Zhao Guoyan, Schriefer Lawrence A, Stormo Gary D
Department of Genetics, Washington University School of Medicine, St. Louis, Missouri 63110, USA.
Genome Res. 2007 Mar;17(3):348-57. doi: 10.1101/gr.5989907. Epub 2007 Feb 6.
Transcriptional regulation is the major regulatory mechanism that controls the spatial and temporal expression of genes during development. This is carried out by transcription factors (TFs), which recognize and bind to their cognate binding sites. Recent studies suggest a modular organization of TF-binding sites, in which clusters of transcription-factor binding sites cooperate in the regulation of downstream gene expression. In this study, we report our computational identification and experimental verification of muscle-specific cis-regulatory modules in Caenorhabditis elegans. We first identified a set of motifs that are correlated with muscle-specific gene expression. We then predicted muscle-specific regulatory modules based on clusters of those motifs with characteristics similar to a collection of well-studied modules in other species. The method correctly identifies 88% of the experimentally characterized modules with a positive predictive value of at least 65%. The prediction accuracy of muscle-specific expression on an independent test set is highly significant (P<0.0001). We performed in vivo experimental tests of 12 predicted modules, and 10 of those drive muscle-specific gene expression. These results suggest that our method is highly accurate in identifying functional sequences important for muscle-specific gene expression and is a valuable tool for guiding experimental designs.

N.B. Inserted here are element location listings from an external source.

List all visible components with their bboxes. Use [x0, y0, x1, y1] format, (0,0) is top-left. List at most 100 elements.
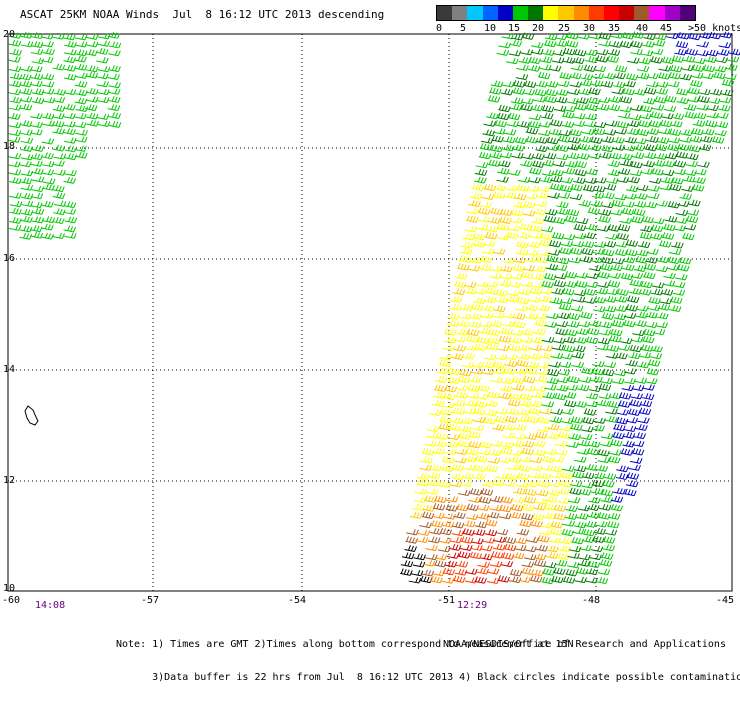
wind-barb: [502, 136, 516, 144]
wind-barb: [519, 400, 532, 407]
wind-barb: [585, 577, 598, 584]
wind-barb: [508, 511, 522, 519]
wind-barb: [592, 472, 606, 480]
wind-barb: [543, 215, 557, 223]
lon-label-45: -45: [716, 595, 734, 606]
wind-barb: [627, 120, 640, 128]
wind-barb: [482, 248, 495, 255]
wind-barb: [582, 128, 595, 135]
wind-barb: [30, 32, 44, 40]
wind-barb: [512, 144, 525, 152]
wind-barb: [558, 361, 572, 369]
wind-barb: [41, 41, 54, 48]
wind-barb: [475, 224, 489, 231]
wind-barb: [629, 399, 643, 407]
wind-barb: [52, 217, 65, 225]
wind-barb: [85, 41, 99, 48]
wind-barb: [466, 503, 479, 511]
wind-barb: [575, 328, 589, 336]
wind-barb: [677, 264, 690, 272]
wind-barb: [668, 248, 682, 255]
legend-swatch-3: [482, 6, 498, 20]
wind-barb: [622, 201, 635, 208]
wind-barb: [553, 504, 567, 512]
wind-barb: [587, 440, 601, 448]
wind-barb: [638, 407, 652, 415]
wind-barb: [521, 153, 535, 160]
wind-barb: [408, 577, 422, 584]
wind-barb: [513, 424, 527, 431]
wind-barb: [673, 160, 687, 168]
wind-barb: [566, 208, 580, 217]
wind-barb: [442, 344, 456, 351]
wind-barb: [494, 408, 508, 415]
legend-label-30: 30: [583, 23, 596, 34]
wind-barb: [562, 465, 575, 472]
wind-barb: [706, 104, 719, 112]
wind-barb: [468, 431, 481, 439]
wind-barb: [442, 456, 455, 464]
wind-barb: [521, 561, 535, 568]
wind-barb: [611, 258, 625, 265]
wind-barb: [534, 431, 548, 439]
wind-barb: [507, 112, 521, 121]
wind-barb: [631, 447, 645, 456]
wind-barb: [502, 144, 515, 152]
wind-barb: [523, 496, 537, 504]
wind-barb: [544, 321, 557, 328]
wind-barb: [438, 480, 451, 488]
wind-barb: [516, 64, 529, 71]
wind-barb: [627, 176, 640, 184]
wind-barb: [472, 416, 486, 424]
wind-barb: [685, 160, 698, 168]
wind-barb: [459, 369, 472, 377]
wind-barb: [635, 424, 648, 431]
wind-barb: [486, 112, 499, 120]
wind-barb: [546, 312, 559, 320]
wind-barb: [508, 50, 522, 57]
wind-barb: [564, 512, 578, 520]
wind-barb: [674, 48, 687, 56]
wind-barb: [642, 384, 655, 391]
wind-barb: [503, 543, 517, 552]
wind-barb: [656, 256, 669, 264]
wind-barb: [671, 113, 685, 120]
wind-barb: [523, 554, 537, 561]
wind-barb: [400, 560, 414, 568]
wind-barb: [421, 511, 435, 519]
wind-barb: [613, 313, 627, 321]
wind-barb: [584, 113, 598, 121]
wind-barb: [519, 336, 533, 344]
wind-barb: [480, 488, 494, 496]
wind-barb: [491, 135, 504, 143]
wind-barb: [474, 521, 488, 529]
wind-barb: [562, 234, 576, 241]
wind-barb: [498, 392, 512, 400]
wind-barb: [592, 185, 606, 193]
wind-barb: [605, 120, 618, 127]
wind-barb: [697, 161, 710, 168]
wind-barb: [588, 144, 602, 152]
wind-barb: [620, 153, 633, 161]
wind-barb: [623, 312, 637, 319]
wind-barb: [470, 368, 484, 375]
wind-barb: [633, 200, 647, 208]
wind-barb: [468, 440, 482, 449]
wind-barb: [413, 553, 426, 561]
wind-barb: [41, 152, 54, 160]
wind-barb: [688, 32, 701, 41]
wind-barb: [451, 463, 464, 472]
wind-barb: [613, 487, 626, 495]
wind-barb: [476, 216, 490, 223]
wind-barb: [645, 256, 658, 264]
wind-barb: [698, 144, 712, 152]
wind-barb: [668, 305, 682, 313]
wind-barb: [8, 121, 22, 129]
wind-barb: [667, 81, 680, 88]
wind-barb: [493, 184, 507, 192]
wind-barb: [551, 344, 565, 351]
wind-barb: [450, 417, 464, 425]
wind-barb: [533, 265, 546, 273]
wind-barb: [557, 369, 571, 376]
wind-barb: [544, 33, 558, 41]
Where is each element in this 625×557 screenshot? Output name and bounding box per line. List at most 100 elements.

转录调控是在发育过程中控制基因时空表达的主要调控机制。这一过程由转录因子(TFs)执行,转录因子识别并结合其同源结合位点。最近的研究表明转录因子结合位点具有模块化组织,其中转录因子结合位点簇协同调控下游基因表达。在本研究中,我们报告了对秀丽隐杆线虫肌肉特异性顺式调控模块的计算识别和实验验证。我们首先鉴定了一组与肌肉特异性基因表达相关的基序。然后基于这些基序的簇预测肌肉特异性调控模块,这些基序的簇具有与其他物种中一组经过充分研究的模块相似的特征。该方法正确识别了88%的经实验表征的模块,阳性预测值至少为65%。在独立测试集上对肌肉特异性表达的预测准确性非常显著(P<0.0001)。我们对12个预测模块进行了体内实验测试,其中10个驱动肌肉特异性基因表达。这些结果表明,我们的方法在识别对肌肉特异性基因表达重要的功能序列方面高度准确,是指导实验设计的宝贵工具。